Auque no se ha dejado de trabajar en el reforzamiento de la protección de los recursos, lo más usual es el hurto a la hora del montaje o la sustitución de los conductores, pues los malhechores aprovechan hasta el más mínimo descuido de nuestros hombres, recalca Coterón. De ahí, agrega, nuestras indicaciones de protegerlo todo, aun en los momentos difíciles como los posteriores al azote de un huracán.

Difícilmente pueda medirse con exactitud los estragos materiales, económicos y financieros provocados por la sustracción ilícita de angulares y conductores eléctricos, pues a los daños directos a la UNE deberían sumarse los ocasionados a otras actividades productivas y de servicios en el país, así como a las familias.

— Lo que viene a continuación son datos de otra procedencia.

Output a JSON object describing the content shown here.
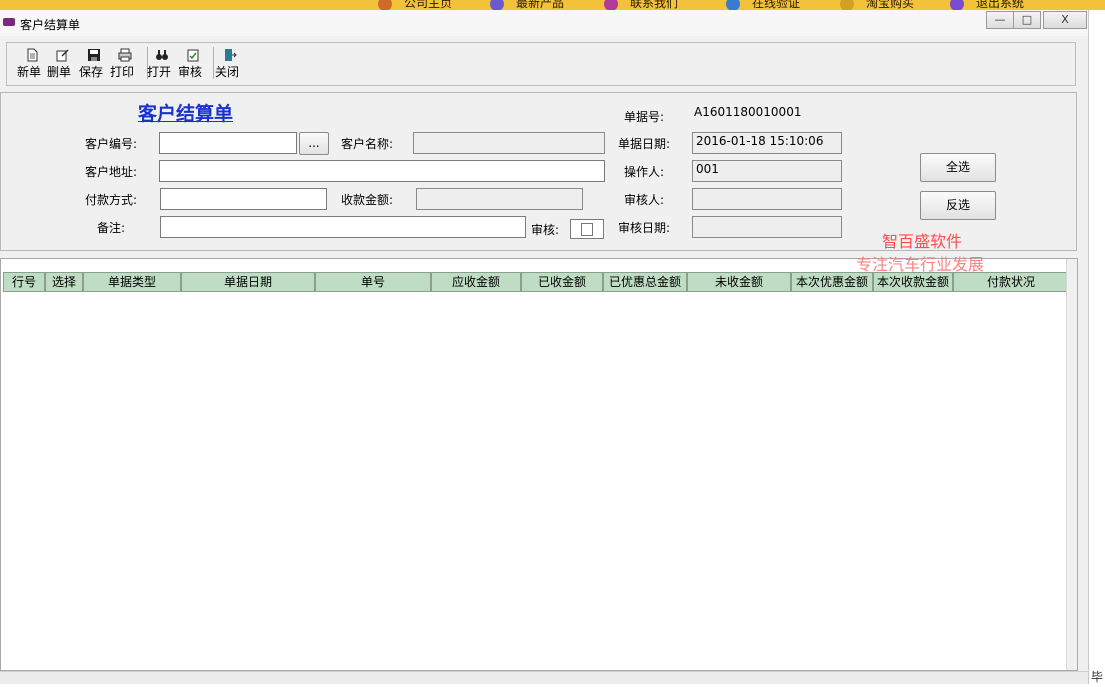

Si antes de la Revolución Energética las interrupciones del servicio eléctrico tenían negativo impacto en la sociedad, hoy el efecto resulta muy superior, pues no podemos olvidar que parte importante de los hogares cuenta con el módulo de cocción eléctrica como única vía para preparar los alimentos; en tanto, servicios básicos, entre ellos los de Salud y Educación, dependen cada día más de la electricidad por los numerosos equipos puestos a su disposición.

Los principales responsables de impedir la actividad delictiva que afecta al sector eléctrico son sus cuadros y trabajadores; están conscientes del compromiso y redoblan esfuerzos. No obstante, resulta esencial la contribución del pueblo. Compete a los revolucionarios enfrentar con valentía a los delincuentes, mediante la vigilancia y la denuncia oportuna de las presuntas ilegalidades.

Sobraría cualquier cálculo exhaustivo de los perjuicios para percatarnos de la gravedad del asunto expuesto y de la imperiosa necesidad de ponerles freno y sanciones ejemplarizantes a ladrones y cómplices.

(Del Código Penal)

TÍTULO III

DELITOS CONTRA LA SEGURIDAD COLECTIVA

CAPÍTULO I
ESTRAGOS

ARTÍCULO 174.1. El que, mediante incendio, inundación, derrumbe, explosión u otra forma igualmente capaz de producir grandes estragos, ponga en peligro la vida de las personas o la existencia de bienes de considerable valor, incurre en sanción de privación de libertad de dos a cinco años.

2. En igual sanción incurre el que, de cualquier modo, aumente el peligro común o entorpezca su prevención o la disminución de sus efectos.

3. Si, como consecuencia de los hechos previstos en los apartados anteriores, resultan daños considerables para los bienes, la sanción es de privación de libertad de tres a ocho años.

4. Si, como consecuencia de los hechos previstos en los apartados 1 y 2, resultan lesiones graves o la muerte de alguna persona, la sanción es de privación de libertad de cinco a doce años.